Dan Kersch se montre décidé. Quand le vice-Premier ministre socialiste et ministre du Travail et de l’Emploi s’adresse pour la deuxième fois en trois semaines via visioconférence au grand public ce mardi, il revendique à plusieurs reprises ses convictions de gauche. Il veut représenter un État fort, qui protège les salariés, surtout des couches sociales les plus modestes, et ne tolère aucun abus de la part des employeurs qui tenteraient de détourner les mesures sociales, mises en place pour éviter que les travailleurs et travailleuses tombent dans la précarité. « Dès que j’entends parler d’abus et qu’on me donne des noms, j’envoie l’Inspection du travail et des mines (ITM). Et dès qu’elle constate une fraude, je transmets le dossier au Parquet », affirma-t-il dans un ton sec et coupant.
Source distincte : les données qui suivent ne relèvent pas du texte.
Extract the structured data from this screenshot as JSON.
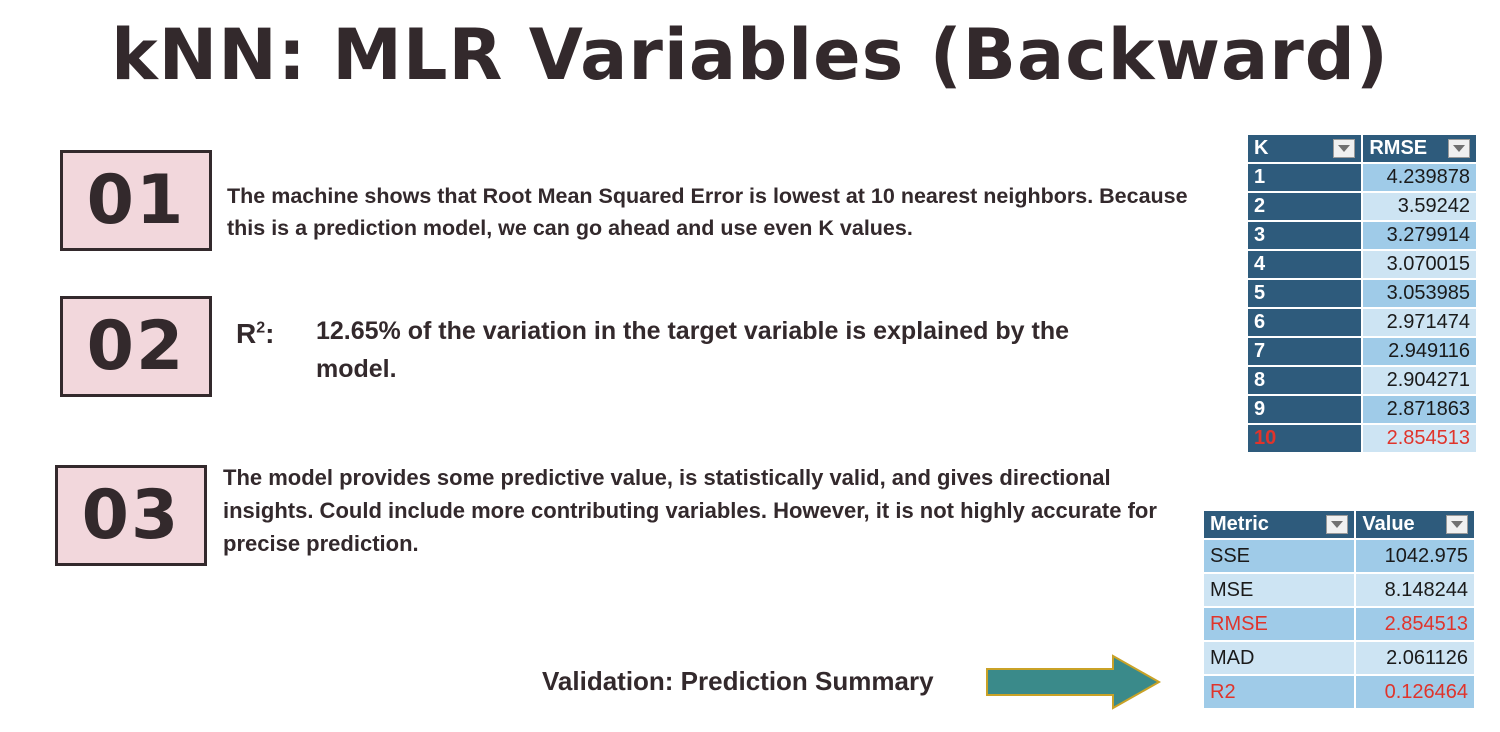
{
  "title": "kNN: MLR Variables (Backward)",
  "points": [
    {
      "number": "01",
      "text": "The machine shows that Root Mean Squared Error is lowest at 10 nearest neighbors. Because this is a prediction model, we can go ahead and use even K values."
    },
    {
      "number": "02",
      "label": "R",
      "label_sup": "2",
      "label_suffix": ":",
      "text": "12.65% of the variation in the target variable is explained by the model."
    },
    {
      "number": "03",
      "text": "The model provides some predictive value, is statistically valid, and gives directional insights. Could include more contributing variables. However, it is not highly accurate for precise prediction."
    }
  ],
  "k_table": {
    "headers": [
      "K",
      "RMSE"
    ],
    "rows": [
      {
        "k": "1",
        "rmse": "4.239878"
      },
      {
        "k": "2",
        "rmse": "3.59242"
      },
      {
        "k": "3",
        "rmse": "3.279914"
      },
      {
        "k": "4",
        "rmse": "3.070015"
      },
      {
        "k": "5",
        "rmse": "3.053985"
      },
      {
        "k": "6",
        "rmse": "2.971474"
      },
      {
        "k": "7",
        "rmse": "2.949116"
      },
      {
        "k": "8",
        "rmse": "2.904271"
      },
      {
        "k": "9",
        "rmse": "2.871863"
      },
      {
        "k": "10",
        "rmse": "2.854513",
        "highlight": true
      }
    ]
  },
  "metric_table": {
    "headers": [
      "Metric",
      "Value"
    ],
    "rows": [
      {
        "metric": "SSE",
        "value": "1042.975"
      },
      {
        "metric": "MSE",
        "value": "8.148244"
      },
      {
        "metric": "RMSE",
        "value": "2.854513",
        "highlight": true
      },
      {
        "metric": "MAD",
        "value": "2.061126"
      },
      {
        "metric": "R2",
        "value": "0.126464",
        "highlight": true
      }
    ]
  },
  "footer_label": "Validation:  Prediction Summary",
  "colors": {
    "text": "#33292c",
    "box_fill": "#f2d7dc",
    "table_header": "#2e5b7c",
    "row_dark": "#9fcbe8",
    "row_light": "#cde4f3",
    "highlight": "#e0342b",
    "arrow_fill": "#3a8a8a",
    "arrow_stroke": "#c9a227"
  }
}
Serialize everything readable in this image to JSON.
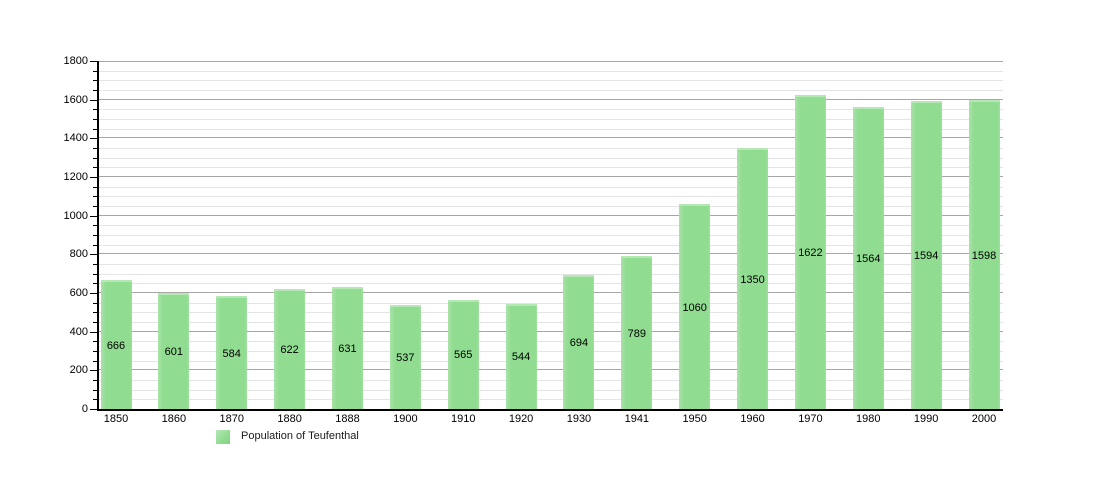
{
  "chart_data": {
    "type": "bar",
    "title": "",
    "xlabel": "",
    "ylabel": "",
    "categories": [
      "1850",
      "1860",
      "1870",
      "1880",
      "1888",
      "1900",
      "1910",
      "1920",
      "1930",
      "1941",
      "1950",
      "1960",
      "1970",
      "1980",
      "1990",
      "2000"
    ],
    "values": [
      666,
      601,
      584,
      622,
      631,
      537,
      565,
      544,
      694,
      789,
      1060,
      1350,
      1622,
      1564,
      1594,
      1598
    ],
    "series_name": "Population of Teufenthal",
    "ylim": [
      0,
      1800
    ],
    "y_major_step": 200,
    "y_minor_step": 50,
    "y_tick_labels": [
      "0",
      "200",
      "400",
      "600",
      "800",
      "1000",
      "1200",
      "1400",
      "1600",
      "1800"
    ],
    "grid": "on",
    "bar_value_labels_visible": true,
    "legend_position": "bottom-left"
  },
  "legend": {
    "label": "Population of Teufenthal"
  },
  "colors": {
    "bar_fill": "#90dc90",
    "bar_highlight": "#b6e8b6",
    "grid_major": "#a6a6a6",
    "grid_minor": "#e4e4e4",
    "axis": "#000000",
    "text": "#000000",
    "background": "#ffffff"
  }
}
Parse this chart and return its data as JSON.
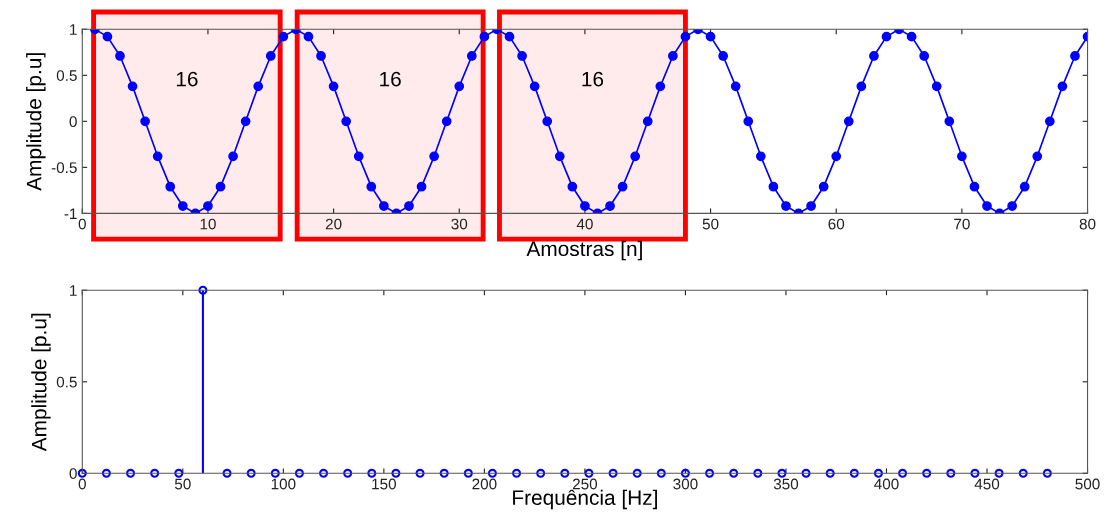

Le principal instrument de stabilisation des revenus (et donc du pouvoir d’achat) des salariés est le recours au chômage partiel, qui leur assure, sans travailler, un revenu de 80 pour cent de leur salaire (jusqu’à un plafond de 5 363 euros). Le 27 mars, Kersch avait trouvé un accord avec les syndicats LCGB et OGBL ainsi qu’avec l’UEL qui garantit que personne ne touche moins que le salaire social minimum (SSM, soit 2 142 euros). Dès l’annonce de la mise en place pour cause de pandémie de cet outil introduit dans les années 1970, au début de la crise de la sidérurgie, c’était le rush des demandes. Car l’état de crise décidé par le gouvernement a forcé la majorité des entreprises à arrêter ou au moins de réduire leurs activités
Kersch a donné pour instruction à son administration de traiter ces demandes rapidement et de manière flexible et pragmatique, en payant des avances théoriques sur base du salaire moyen pratiqué dans l’entreprise, et de faire le travail de bénédictin des décomptes par la suite. Les fonctionnaires s’y appliquent en de longues journées de télétravail. Pour mars et avril, presque 10 000 entreprises ont ainsi eu recours au chômage partiel, pour 180 000 salariés. Ce qui correspond à une dépense de presque 400 millions d’euros à imputer au Fonds pour l’emploi. Soit la moitié de la somme budgétisée pour le Fonds cette année, qui est essentiellement alimenté par l’impôt de solidarité ; dans le budget pluriannuel, onze millions d’euros étaient prévus pour le chômage partiel en 2020.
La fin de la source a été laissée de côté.